Another major change in the second half of the twentieth century was in the composition of the academic staff: it became progressively more international. Until the 1930s the great majority had been doubly indigenous, being Irish-born and Dublin University graduates, including many who returned, like Ernest Walton who came back from Cambridge in 1934 and shared the Nobel Prize for Physics in 1951, arising out of his work two decades earlier on splitting the atom. The dominance of indigenous graduates in the academic community had all but disappeared by the 1980s, and the increasingly cosmopolitan character of the College helped drive change in the curriculum, in research, and in the general appetite for innovation across the institution.

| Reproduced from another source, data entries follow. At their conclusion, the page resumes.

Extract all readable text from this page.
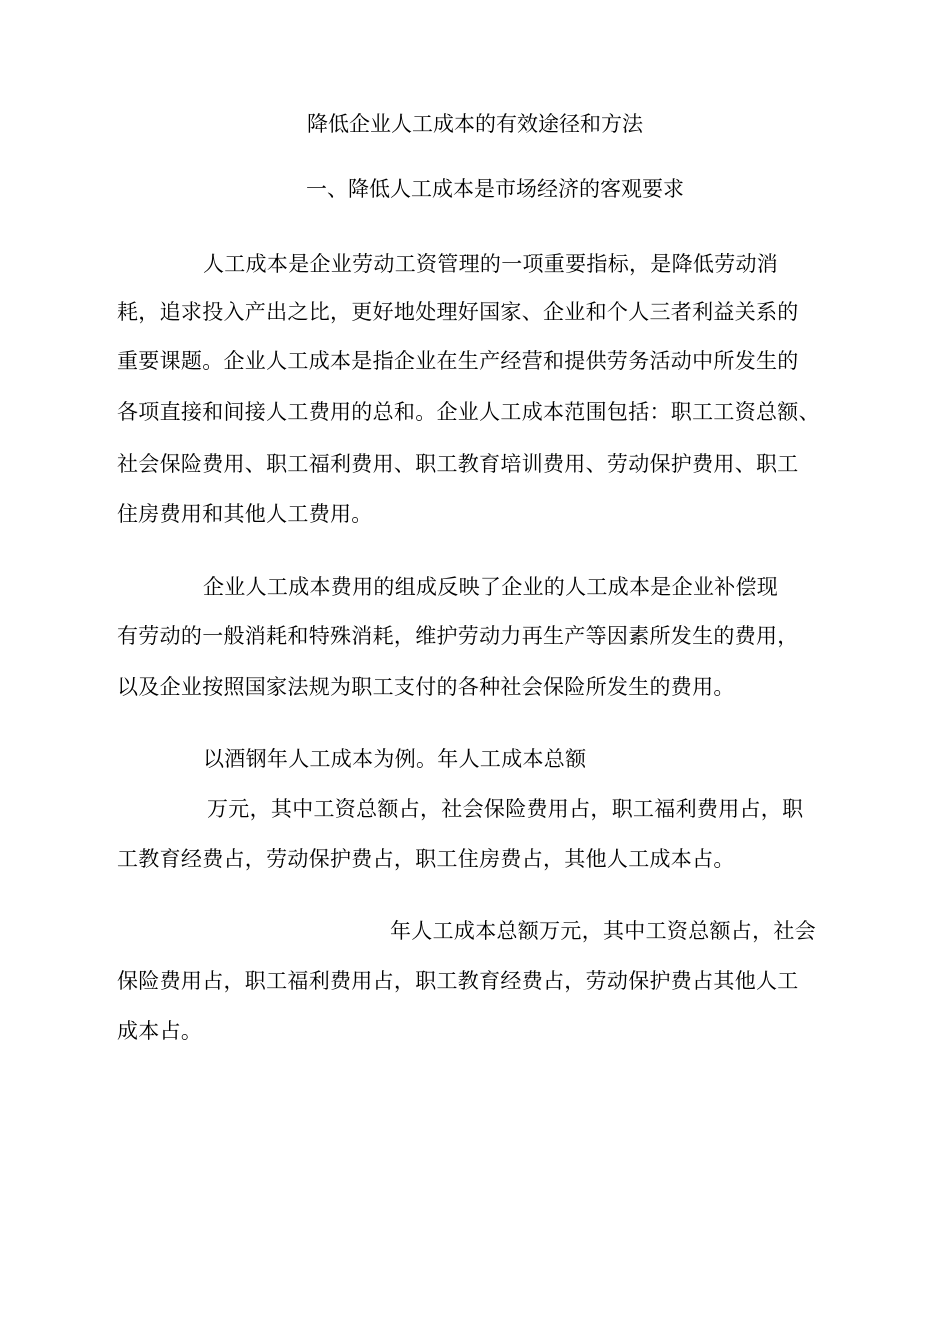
降低企业人工成本的有效途径和方法
一、降低人工成本是市场经济的客观要求
人工成本是企业劳动工资管理的一项重要指标，是降低劳动消
耗，追求投入产出之比，更好地处理好国家、企业和个人三者利益关系的
重要课题。企业人工成本是指企业在生产经营和提供劳务活动中所发生的
各项直接和间接人工费用的总和。企业人工成本范围包括：职工工资总额、
社会保险费用、职工福利费用、职工教育培训费用、劳动保护费用、职工
住房费用和其他人工费用。
企业人工成本费用的组成反映了企业的人工成本是企业补偿现
有劳动的一般消耗和特殊消耗，维护劳动力再生产等因素所发生的费用，
以及企业按照国家法规为职工支付的各种社会保险所发生的费用。
以酒钢年人工成本为例。年人工成本总额
万元，其中工资总额占，社会保险费用占，职工福利费用占，职
工教育经费占，劳动保护费占，职工住房费占，其他人工成本占。
年人工成本总额万元，其中工资总额占，社会
保险费用占，职工福利费用占，职工教育经费占，劳动保护费占其他人工
成本占。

And there was meanwhile an utter transformation in the scale of the academic community, from the modest group of 125 who had made up the total academic staff in 1950.
In terms of physical development since that time, the College contributed to the small stock of fine modernist architecture in Dublin, beginning with the Berkeley Library (1965-6), the Arts Building (1977-8), the O’Reilly Institute (1989), the Dental Hospital (1995-8), the Ussher Library (1999-2001) and the Long Room Hub (2008-10). But by 2000 the College had begun to burst out of its campus home, what with a huge expansion of its halls of residence off campus and with Nursing, Drama, and the Social Sciences putting down new roots a short distance away. But the most ambitious construction project in the College’s history, the Trinity Biomedical Sciences Institute in Pearse St (2008-11), has become the strongest physical statement of the College’s outward movement. The opening of this development, which now houses five academic schools, coincided with the development of the Trinity Academic Medical Centre, an alliance between the university and its two main teaching hospitals, St James’s and AMNCH, Tallaght. And west along Pearse St, the Science Gallery was opened in 2008 as part of the new Naughton Institute: within a short time the Gallery became a highly successful centre for ‘science outreach’ and art-science collaboration, exploiting to the full the potential for creative interaction between college and capital city. Science Gallery Dublin held its final exhibition in January 2022. Strategic redevelopment along Pearse St is continuing, notably with the construction of a new Business School, completed in 2019, which was followed by a major new student residential block built further west along Pearse St on the campus perimeter and opened in 2022.
Through times of turmoil as well as progress, Trinity has been the crucible for change across more than four centuries. Today, as Trinity imagines the world in the 21st century, it seeks to inspire new generations in new ways.